Je me souvins de Branvik, des flammes qui dévoraient le village, des cris, de la terreur. Et pourtant, parmi les cendres, elle avait survécu. Elle était tombée entre mes mains, captive, et je devais l’admettre : je la désirais d’une manière que je ne comprenais pas. Son esprit rebelle, sa fierté, son courage… elle était différente de toutes les autres femmes que j’avais croisées. Elle ne me suppliait pas, elle ne gémissait pas. Elle restait debout, même enchaînée. Et cette résistance, cette force intérieure, m’obsédait.

— Elle ne se pliera jamais, dit Eirik, les yeux plissés.

— Je sais, répondis-je, et c’est ce qui me dérange le plus.

Je me souvenais de chaque détail de ce jour à Branvik. La manière dont elle avait défié mes hommes, le courage insolent dans ses yeux, la façon dont elle refusait de céder à la peur. Depuis, je la gardais captive à Frostgard, mais je sentais que rien ne pourrait briser sa volonté. Et plus je la voyais, plus je comprenais qu’elle était le seul être capable de troubler mon esprit de Viking.

Sigrid et les autres jeunes femmes du village n’étaient que des distractions. Elles me désiraient, mais elles ne me défiaient pas, elles ne m’obsédaient pas. Elin, elle, occupait chaque pensée, chaque souffle, malgré ma rage. Je la haïssais pour ce qu’elle représentait, pour sa beauté qui me perturbait, pour sa force qui me rappelait tout ce que j’avais détruit, mais je ne pouvais détourner le regard.

Je descendis dans la cour de Frostgard, où mes guerriers s’entraînaient. Le bruit des épées contre les boucliers, le martèlement des pieds sur le sol de pierre… c’était le monde que je maîtrisais. Mais dans mon esprit, Elin Storm était toujours là, captive dans la pièce voisine, ses yeux verts me défiant encore et encore. Et je devais admettre que cette captivité, si nécessaire soit-elle, ne calmait pas ma fascination pour elle.

— Thorne, tu ignores ton propre trouble, murmura Eirik en s’approchant.

— Peu importe, répondis-je. Elle reste à ma merci. Tant qu’elle est captive, tout est sous contrôle.

Et pourtant, je savais que ce contrôle était fragile. Plus je la voyais, plus je percevais cette tension entre nous, ce mélange étrange de haine, de défi, et peut-être, je refusais de l’admettre, de désir. Frostgard pouvait être mon royaume, Branvik était mort, mais Elin Storm restait un mystère que je ne pouvais ignorer.

Sigrid, avec sa ténacité, tentait encore et encore de m’approcher, mais mes pensées revenaient toujours à Elin. Je la regardais à travers la fenêtre, assise dans sa chambre de pierre, ses chaînes luisant sous la lueur des torches. Ses yeux me transperçaient, et je sentais cette haine muette qu’elle me lançait comme un défi. Je devais la dominer, la contrôler, et pourtant… je me surprenais à étudier chaque mouvement, chaque respiration, chaque étincelle de courage dans ses gestes.

— Elle est impossible à ignorer, dis-je finalement à Eirik, la mâchoire serrée.

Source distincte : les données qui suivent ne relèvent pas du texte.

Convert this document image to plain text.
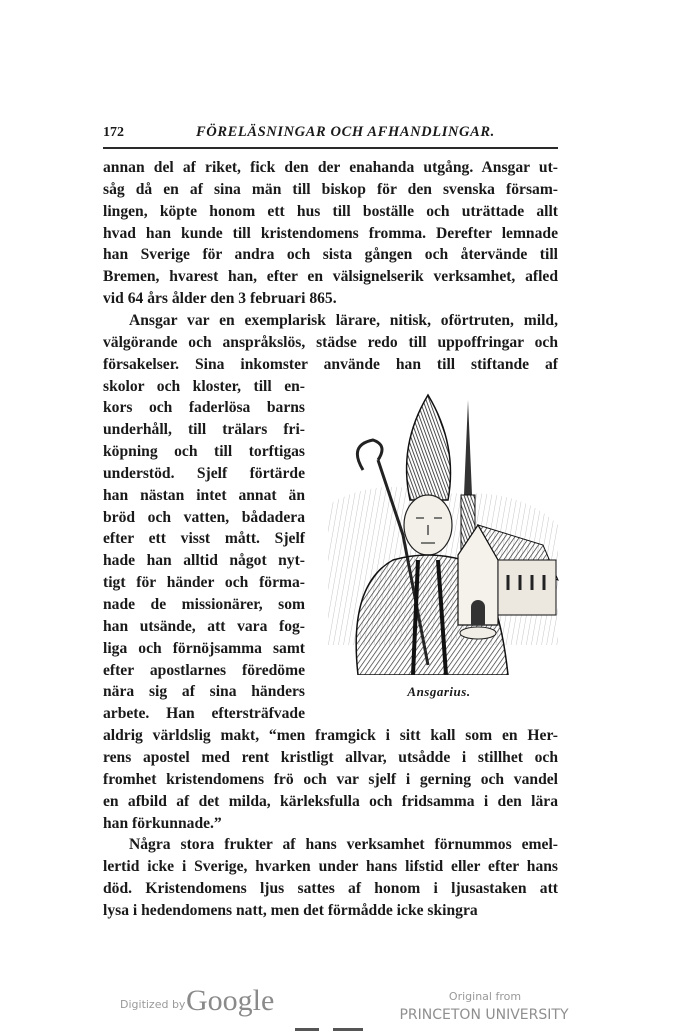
172	FÖRELÄSNINGAR OCH AFHANDLINGAR.
annan del af riket, fick den der enahanda utgång. Ansgar ut-
såg då en af sina män till biskop för den svenska försam-
lingen, köpte honom ett hus till boställe och uträttade allt
hvad han kunde till kristendomens fromma. Derefter lemnade
han Sverige för andra och sista gången och återvände till
Bremen, hvarest han, efter en välsignelserik verksamhet, afled
vid 64 års ålder den 3 februari 865.
Ansgar var en exemplarisk lärare, nitisk, oförtruten, mild,
välgörande och anspråkslös, städse redo till uppoffringar och
försakelser. Sina inkomster använde han till stiftande af
skolor och kloster, till en-
kors och faderlösa barns
underhåll, till trälars fri-
köpning och till torftigas
understöd. Sjelf förtärde
han nästan intet annat än
bröd och vatten, bådadera
efter ett visst mått. Sjelf
hade han alltid något nyt-
tigt för händer och förma-
nade de missionärer, som
han utsände, att vara fog-
liga och förnöjsamma samt
efter apostlarnes föredöme
nära sig af sina händers
arbete. Han eftersträfvade
aldrig världslig makt, “men framgick i sitt kall som en Her-
rens apostel med rent kristligt allvar, utsådde i stillhet och
fromhet kristendomens frö och var sjelf i gerning och vandel
en afbild af det milda, kärleksfulla och fridsamma i den lära
han förkunnade.”
Några stora frukter af hans verksamhet förnummos emel-
lertid icke i Sverige, hvarken under hans lifstid eller efter hans
död. Kristendomens ljus sattes af honom i ljusastaken att
lysa i hedendomens natt, men det förmådde icke skingra
Ansgarius.
Digitized by Google	Original from
PRINCETON UNIVERSITY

— C’est exactement ce que je te disais, répondit-il calmement. Elle est tout ce qui pourrait te déstabiliser, Thorne.

Je serrai les poings, laissant cette tension se transformer en une énergie que je pouvais canaliser. Elle devait rester captive. Elle devait rester sous mon contrôle. Frostgard était mon royaume, mes règles étaient absolues, et pourtant, cette fille, Elin Storm, défiant tout, captivait mon esprit comme aucune autre.

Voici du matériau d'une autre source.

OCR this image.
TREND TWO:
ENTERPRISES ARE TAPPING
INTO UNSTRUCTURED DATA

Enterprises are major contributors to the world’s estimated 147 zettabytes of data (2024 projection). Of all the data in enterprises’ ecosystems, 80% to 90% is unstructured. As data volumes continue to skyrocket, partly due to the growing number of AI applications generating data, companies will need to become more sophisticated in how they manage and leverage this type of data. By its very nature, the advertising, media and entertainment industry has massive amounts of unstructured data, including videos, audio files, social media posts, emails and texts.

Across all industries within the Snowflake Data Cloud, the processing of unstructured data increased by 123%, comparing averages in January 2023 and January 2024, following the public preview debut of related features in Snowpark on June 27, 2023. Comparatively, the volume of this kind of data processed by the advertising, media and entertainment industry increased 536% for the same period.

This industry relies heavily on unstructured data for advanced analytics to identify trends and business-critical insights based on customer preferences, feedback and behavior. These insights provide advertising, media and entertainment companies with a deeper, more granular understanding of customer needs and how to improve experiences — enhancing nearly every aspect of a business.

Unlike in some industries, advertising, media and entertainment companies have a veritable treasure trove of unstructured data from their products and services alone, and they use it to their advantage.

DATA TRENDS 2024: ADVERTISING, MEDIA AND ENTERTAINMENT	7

Alors que la nuit tombait sur Frostgard, je me tenais à la fenêtre de ma salle, regardant les flammes dans les cheminées des maisons, les silhouettes des jeunes femmes du village qui cherchaient à attirer mon attention. Sigrid en particulier, avec ses yeux insistants et son sourire calculé, cherchait à me séduire. Mais aucune d’elles ne pouvait rivaliser avec la force et la beauté de ma captive. Elle était le feu dans mon monde glacé, et je refusais de l’admettre, mais elle était devenue une obsession silencieuse, un défi que je n’avais jamais rencontré auparavant.